The Clerk of the Court is directed to mark this matter closed and terminate all pending motions.

SO ORDERED.

NOTES

[1] The Court: And you understand that Mr. Cohn may represent you at trial. You have a right to go to trial. . . . And it is the government's burden to prove your guilt beyond a reasonable doubt to . . . all [of] the charges alleged here. Do you understand that.

The Defendant: Yes, I do.

The Court: You don't have to prove that you are innocent, and we are ready to go to trial next year. Do you understand that?

The Defendant: Yes.

The Court: However, if you plead guilty there is no longer any issue as to whether or not you committed the crime. You are admitting that you committed this crime and you will not go to trial.

The Defendant: Yes.

* * * * * *

The Court: And you also understand that you cannot file an appeal if I sentence you to a term of 78 months or less.

The Defendant: Yes, I do your Honor.

(Tr. Pleading Dec. 7, 2006 6-8.)

[2] Court: Satisfied with your attorney?

The Defendant: Yes, pretty much.

(Tr. Pleading Dec. 7, 2006 6).

[3] The Court: And you've had an opportunity to talk to can your lawyer, Mr. Cohn, regarding your sentence, of course?

The Defendant: Yes.

(Tr. Sentencing June 11, 2007 3).

The Court: And are you satisfied with the services of your attorney regarding this case?

The Defendant: I am.

(Id. at 4).

[4] Moreover, Petitioner's Plea Agreement and sentence reflected that he was ineligible for the reduction because he was a leader/organizer. See 18 U.S.C. § 3553(f)(4).

[5] The Court: You are also agreeing according to this plea agreement not to move for a downward departure with respect to the sentencing guidelines. In other words, you are stipulating this is an accurate guideline assessment, the level 26. You understand that?

The Defendant: A level 25, I believe.

The Court: Well, 25 if you get the additional level for early acceptance . . .

The Defendant: Yes, I do.

(Tr. Pleading Dec. 7, 2006 8-9).

[6] "Your Honor, I mean although I did talk in terms of departures in case you accepted the probation department's guidelines, we've waived departures. But you still have available to you the—a reasonable sentence which could be less than the advisory guidelines, and we respectfully suggest that under the circumstances here they ought to be." (Tr. Sentencing June 11, 2007 11-12.)

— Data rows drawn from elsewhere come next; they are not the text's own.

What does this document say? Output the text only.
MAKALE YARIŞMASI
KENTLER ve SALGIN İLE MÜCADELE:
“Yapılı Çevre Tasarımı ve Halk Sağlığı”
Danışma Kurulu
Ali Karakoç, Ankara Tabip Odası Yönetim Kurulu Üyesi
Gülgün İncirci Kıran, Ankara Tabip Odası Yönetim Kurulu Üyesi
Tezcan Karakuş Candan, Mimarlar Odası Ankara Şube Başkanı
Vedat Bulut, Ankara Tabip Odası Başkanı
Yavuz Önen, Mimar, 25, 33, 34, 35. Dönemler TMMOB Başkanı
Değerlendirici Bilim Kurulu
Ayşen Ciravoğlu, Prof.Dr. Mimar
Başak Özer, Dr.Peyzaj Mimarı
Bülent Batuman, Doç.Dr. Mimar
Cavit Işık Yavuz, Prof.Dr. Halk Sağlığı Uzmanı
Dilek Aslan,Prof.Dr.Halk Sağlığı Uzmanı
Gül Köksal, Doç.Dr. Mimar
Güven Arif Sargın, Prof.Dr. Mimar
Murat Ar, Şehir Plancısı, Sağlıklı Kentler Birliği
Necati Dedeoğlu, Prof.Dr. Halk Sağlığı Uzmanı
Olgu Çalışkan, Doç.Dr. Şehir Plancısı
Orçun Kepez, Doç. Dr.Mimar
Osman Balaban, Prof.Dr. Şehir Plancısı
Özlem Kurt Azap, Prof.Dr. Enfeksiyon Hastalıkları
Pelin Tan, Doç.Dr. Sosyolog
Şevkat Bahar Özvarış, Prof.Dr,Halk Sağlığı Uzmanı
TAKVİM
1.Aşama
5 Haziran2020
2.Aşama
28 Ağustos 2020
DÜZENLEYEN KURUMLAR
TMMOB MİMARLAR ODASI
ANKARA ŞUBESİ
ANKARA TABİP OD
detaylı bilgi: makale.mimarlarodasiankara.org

[7] The Court: With regard to the findings of the Court and this defendant's history—while I sympathize that his mother is in serious condition and I can certainly appreciate that this is a person who really is intelligent, has tremendous potential, I also have to take into account very serious offenses that were committed here and there were a number of them.

(Tr. Sentencing June 11, 2007 21-22).